AVB's spell at Spurs is destined to be short and sweet

Posted by Dan Fitch

Mark Thompson/Getty ImagesAndre Villas-Boas' interest in auto racing took him to the Monaco Grand Prix, where he hung out with F1 pundit Eddie Jordan, left.

When Paris Saint-Germain started sniffing around Andre Villas-Boas recently, I can't have been the only Spurs fan who found themselves more concerned at the prospect of the club losing their manager than their star player.

Losing Gareth Bale would be a big blow, but Tottenham would at least be compensated with enough money to have a good attempt at creating an all-around stronger squad.

If AVB were to leave, it would be tougher to bounce back, at least in the short term. The club would be in for another season of transition as a new manager imposed his methods and tactics.

-Villas-Boas' 10-year managerial plan

Luckily, Villas-Boas rebuffed PSG's advances. Having never started a second season at any of his former clubs, he needed some stability every bit as much as Spurs do.

I'm not sure anyone should expect AVB to be at Spurs for too long, though. At 35, he's young enough to stay at White Hart Lane for a decade, create a real legacy and still have plenty of time on his side. But unfortunately, the Portuguese thinks a little differently than most football managers.

Villas-Boas intends for his career as a manager to be a brief one. In an interview with the wonderfully named Portuguese newspaper O Jogo, AVB revealed he intends to quit coaching within five or 10 years to fulfill his ambition of competing in the Dakar Rally.

It's an unusual ambition for a football manager to hold, but then Andre Villas-Boas is an unusual manager. He hasn’t come from a traditional football background, so we should perhaps not expect him to follow a traditional career path.

Remember that Villas-Boas began his coaching journey at 17 under the then-Porto manager Bobby Robson. That means he's already been doing the job in one form or the other for some 18 years. To put that into perspective, if a professional footballer hung up his boots in his late 30s and then coached for 18 years, he’d find himself in his mid-50s.

So maybe it's not so crazy for AVB to limit his life as a coach to the next decade. The trouble for Spurs, though, is this puts a ticking clock on his football ambitions.

Villas-Boas has spoken about his desire to coach in Brazil. and you can also be sure that such an ambitious man will want a crack at a true European giant at some point in his career.

With that in mind, Tottenham will do well to hang onto AVB until the point when they move to their new stadium. Two or three seasons seem likely to be the limit, especially considering that he popped up on the radar of the likes of PSG and Real Madrid this summer.

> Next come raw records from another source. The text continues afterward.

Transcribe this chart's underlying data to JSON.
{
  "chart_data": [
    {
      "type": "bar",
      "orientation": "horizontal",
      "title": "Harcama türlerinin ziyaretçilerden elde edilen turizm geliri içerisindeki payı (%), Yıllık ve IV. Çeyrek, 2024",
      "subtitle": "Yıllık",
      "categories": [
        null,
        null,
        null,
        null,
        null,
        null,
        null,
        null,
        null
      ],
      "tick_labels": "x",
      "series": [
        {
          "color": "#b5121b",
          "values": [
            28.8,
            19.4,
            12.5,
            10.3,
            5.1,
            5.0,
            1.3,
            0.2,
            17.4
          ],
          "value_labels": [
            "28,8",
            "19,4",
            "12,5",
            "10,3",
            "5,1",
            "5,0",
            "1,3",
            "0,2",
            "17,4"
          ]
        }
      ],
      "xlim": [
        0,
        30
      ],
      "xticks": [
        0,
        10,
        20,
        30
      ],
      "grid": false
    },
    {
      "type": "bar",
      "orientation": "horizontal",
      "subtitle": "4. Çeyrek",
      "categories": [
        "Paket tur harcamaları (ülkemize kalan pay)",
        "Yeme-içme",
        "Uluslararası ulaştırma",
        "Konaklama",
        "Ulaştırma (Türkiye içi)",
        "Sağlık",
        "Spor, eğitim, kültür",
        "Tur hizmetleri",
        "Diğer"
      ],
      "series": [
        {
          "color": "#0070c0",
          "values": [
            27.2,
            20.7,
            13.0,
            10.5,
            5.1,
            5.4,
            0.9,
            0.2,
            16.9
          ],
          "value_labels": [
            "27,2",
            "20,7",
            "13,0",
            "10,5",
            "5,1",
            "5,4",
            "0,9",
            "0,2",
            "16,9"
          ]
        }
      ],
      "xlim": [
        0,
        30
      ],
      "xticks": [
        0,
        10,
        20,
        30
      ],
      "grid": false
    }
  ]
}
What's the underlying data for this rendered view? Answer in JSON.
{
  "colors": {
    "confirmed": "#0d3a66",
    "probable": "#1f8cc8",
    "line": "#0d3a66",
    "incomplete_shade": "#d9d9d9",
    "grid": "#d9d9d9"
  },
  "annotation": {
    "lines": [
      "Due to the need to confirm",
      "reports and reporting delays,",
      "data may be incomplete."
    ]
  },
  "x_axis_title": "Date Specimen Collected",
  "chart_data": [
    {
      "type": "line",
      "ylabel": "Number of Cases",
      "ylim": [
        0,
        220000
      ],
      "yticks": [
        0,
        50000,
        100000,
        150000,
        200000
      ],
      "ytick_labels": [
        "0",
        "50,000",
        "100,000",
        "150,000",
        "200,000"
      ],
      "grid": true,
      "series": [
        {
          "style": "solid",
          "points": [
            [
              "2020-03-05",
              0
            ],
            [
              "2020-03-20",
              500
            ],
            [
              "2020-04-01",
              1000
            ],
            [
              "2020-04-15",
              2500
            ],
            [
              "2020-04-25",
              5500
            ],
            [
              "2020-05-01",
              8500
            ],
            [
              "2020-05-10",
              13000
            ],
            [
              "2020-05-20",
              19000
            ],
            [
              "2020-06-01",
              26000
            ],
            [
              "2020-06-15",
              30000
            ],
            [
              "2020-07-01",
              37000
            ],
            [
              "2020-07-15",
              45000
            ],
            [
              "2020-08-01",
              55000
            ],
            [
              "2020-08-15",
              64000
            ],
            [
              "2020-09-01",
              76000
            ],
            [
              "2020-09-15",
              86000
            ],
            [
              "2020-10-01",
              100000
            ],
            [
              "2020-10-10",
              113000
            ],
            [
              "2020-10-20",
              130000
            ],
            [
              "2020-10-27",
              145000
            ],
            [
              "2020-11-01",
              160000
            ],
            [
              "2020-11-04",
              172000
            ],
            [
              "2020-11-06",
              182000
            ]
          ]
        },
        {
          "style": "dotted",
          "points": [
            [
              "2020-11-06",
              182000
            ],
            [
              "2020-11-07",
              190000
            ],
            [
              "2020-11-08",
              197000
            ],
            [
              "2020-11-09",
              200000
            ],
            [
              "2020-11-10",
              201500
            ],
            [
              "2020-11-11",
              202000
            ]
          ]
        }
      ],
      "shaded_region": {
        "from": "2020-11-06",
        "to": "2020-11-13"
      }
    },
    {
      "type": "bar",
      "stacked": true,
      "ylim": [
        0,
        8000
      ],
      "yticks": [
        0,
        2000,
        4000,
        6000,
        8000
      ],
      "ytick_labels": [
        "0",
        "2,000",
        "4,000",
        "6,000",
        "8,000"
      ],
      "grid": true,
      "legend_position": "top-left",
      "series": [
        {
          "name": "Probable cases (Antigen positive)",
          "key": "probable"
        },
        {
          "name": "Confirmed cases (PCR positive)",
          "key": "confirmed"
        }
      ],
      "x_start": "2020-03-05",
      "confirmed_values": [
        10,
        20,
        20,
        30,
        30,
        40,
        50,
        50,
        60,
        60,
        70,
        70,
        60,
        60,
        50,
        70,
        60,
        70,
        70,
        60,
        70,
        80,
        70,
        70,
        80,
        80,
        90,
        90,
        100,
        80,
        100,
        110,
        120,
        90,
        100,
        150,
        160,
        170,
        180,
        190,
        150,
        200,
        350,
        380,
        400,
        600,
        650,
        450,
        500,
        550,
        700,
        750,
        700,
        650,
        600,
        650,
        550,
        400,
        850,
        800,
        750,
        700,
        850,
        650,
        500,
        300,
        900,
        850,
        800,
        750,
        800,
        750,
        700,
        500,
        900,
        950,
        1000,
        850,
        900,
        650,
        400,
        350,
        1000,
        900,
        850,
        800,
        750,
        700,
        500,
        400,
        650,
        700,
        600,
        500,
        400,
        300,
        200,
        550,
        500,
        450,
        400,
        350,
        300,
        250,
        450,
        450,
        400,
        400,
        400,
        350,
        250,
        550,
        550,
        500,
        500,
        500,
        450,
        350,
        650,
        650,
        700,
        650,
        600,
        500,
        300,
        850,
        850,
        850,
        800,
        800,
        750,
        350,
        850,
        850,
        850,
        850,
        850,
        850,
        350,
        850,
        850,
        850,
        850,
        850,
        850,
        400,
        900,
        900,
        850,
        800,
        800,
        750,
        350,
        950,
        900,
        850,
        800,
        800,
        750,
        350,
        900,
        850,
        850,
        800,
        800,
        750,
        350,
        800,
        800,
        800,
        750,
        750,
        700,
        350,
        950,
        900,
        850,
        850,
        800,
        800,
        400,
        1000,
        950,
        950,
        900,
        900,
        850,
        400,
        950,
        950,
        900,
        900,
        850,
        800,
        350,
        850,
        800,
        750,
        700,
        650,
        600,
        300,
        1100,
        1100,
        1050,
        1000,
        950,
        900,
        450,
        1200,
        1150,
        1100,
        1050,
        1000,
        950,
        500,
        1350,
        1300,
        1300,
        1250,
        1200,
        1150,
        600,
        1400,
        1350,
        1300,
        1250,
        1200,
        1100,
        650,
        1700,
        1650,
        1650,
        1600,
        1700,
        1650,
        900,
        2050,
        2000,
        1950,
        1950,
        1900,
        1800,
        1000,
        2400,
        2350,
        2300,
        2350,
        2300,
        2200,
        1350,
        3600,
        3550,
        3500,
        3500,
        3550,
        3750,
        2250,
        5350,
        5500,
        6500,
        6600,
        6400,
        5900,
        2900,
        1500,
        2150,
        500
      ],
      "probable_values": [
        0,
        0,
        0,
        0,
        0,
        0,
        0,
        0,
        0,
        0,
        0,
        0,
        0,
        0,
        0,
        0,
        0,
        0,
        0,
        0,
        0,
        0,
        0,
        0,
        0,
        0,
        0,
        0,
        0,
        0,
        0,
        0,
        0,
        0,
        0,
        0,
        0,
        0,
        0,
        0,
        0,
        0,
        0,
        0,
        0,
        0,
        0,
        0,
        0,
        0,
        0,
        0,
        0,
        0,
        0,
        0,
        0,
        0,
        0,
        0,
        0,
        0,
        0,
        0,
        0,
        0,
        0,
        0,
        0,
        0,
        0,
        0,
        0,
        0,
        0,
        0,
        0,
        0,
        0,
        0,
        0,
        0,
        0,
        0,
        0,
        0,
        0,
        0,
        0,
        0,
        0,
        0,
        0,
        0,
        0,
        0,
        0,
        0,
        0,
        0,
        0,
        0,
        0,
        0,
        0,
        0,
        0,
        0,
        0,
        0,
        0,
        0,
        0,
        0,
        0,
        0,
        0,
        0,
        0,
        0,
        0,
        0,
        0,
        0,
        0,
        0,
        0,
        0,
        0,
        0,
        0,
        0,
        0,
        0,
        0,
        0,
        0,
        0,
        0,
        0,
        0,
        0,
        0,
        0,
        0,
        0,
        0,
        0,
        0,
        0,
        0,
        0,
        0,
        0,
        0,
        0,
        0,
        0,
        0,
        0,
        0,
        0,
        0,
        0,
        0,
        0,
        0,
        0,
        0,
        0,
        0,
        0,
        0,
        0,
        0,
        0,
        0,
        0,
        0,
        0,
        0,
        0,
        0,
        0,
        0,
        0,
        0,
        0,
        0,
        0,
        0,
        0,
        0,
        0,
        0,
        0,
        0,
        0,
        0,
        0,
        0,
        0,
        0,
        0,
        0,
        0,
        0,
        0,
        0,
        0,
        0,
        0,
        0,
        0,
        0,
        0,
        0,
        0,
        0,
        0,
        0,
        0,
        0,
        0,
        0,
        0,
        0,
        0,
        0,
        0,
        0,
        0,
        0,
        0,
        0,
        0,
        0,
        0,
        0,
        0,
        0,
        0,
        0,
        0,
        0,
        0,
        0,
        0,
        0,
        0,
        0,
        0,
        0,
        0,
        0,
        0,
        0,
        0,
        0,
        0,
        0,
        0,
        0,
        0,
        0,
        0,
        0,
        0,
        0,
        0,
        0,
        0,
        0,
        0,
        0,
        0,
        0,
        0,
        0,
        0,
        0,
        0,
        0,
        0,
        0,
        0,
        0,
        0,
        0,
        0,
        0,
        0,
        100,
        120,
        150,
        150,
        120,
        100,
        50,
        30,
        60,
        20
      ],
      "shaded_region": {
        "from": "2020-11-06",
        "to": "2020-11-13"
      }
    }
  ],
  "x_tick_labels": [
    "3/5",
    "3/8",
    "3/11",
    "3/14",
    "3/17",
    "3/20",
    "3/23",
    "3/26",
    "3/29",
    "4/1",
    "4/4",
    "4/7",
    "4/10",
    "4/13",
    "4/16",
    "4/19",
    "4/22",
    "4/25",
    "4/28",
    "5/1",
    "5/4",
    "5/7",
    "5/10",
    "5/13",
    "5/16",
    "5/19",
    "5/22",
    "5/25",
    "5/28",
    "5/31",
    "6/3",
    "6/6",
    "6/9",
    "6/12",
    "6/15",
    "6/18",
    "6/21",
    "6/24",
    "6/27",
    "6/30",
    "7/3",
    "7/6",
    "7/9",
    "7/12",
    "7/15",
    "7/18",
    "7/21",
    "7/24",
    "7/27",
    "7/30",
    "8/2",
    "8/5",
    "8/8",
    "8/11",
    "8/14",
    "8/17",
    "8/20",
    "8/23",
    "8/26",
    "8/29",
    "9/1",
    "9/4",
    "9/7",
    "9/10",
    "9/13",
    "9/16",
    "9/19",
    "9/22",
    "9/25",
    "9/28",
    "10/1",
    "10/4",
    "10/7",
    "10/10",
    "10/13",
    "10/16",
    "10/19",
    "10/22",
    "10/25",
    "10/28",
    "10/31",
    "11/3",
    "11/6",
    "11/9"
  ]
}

I hope he sticks around until that point, because when Spurs finally do move into their new home, they will effectively be a new club.

Right now, Tottenham have the sixth-highest wage budget in the Premier League. That will change once the club increases the gate capacity by almost 25,000. Spurs will then be able to compete with the very biggest clubs in the world for players.

Which in turn will make Tottenham a very attractive prospect for any manager. The timing might not be right for Andre Villas-Boas to harness that potential, but what he can do is to lay very solid foundations for the man who can.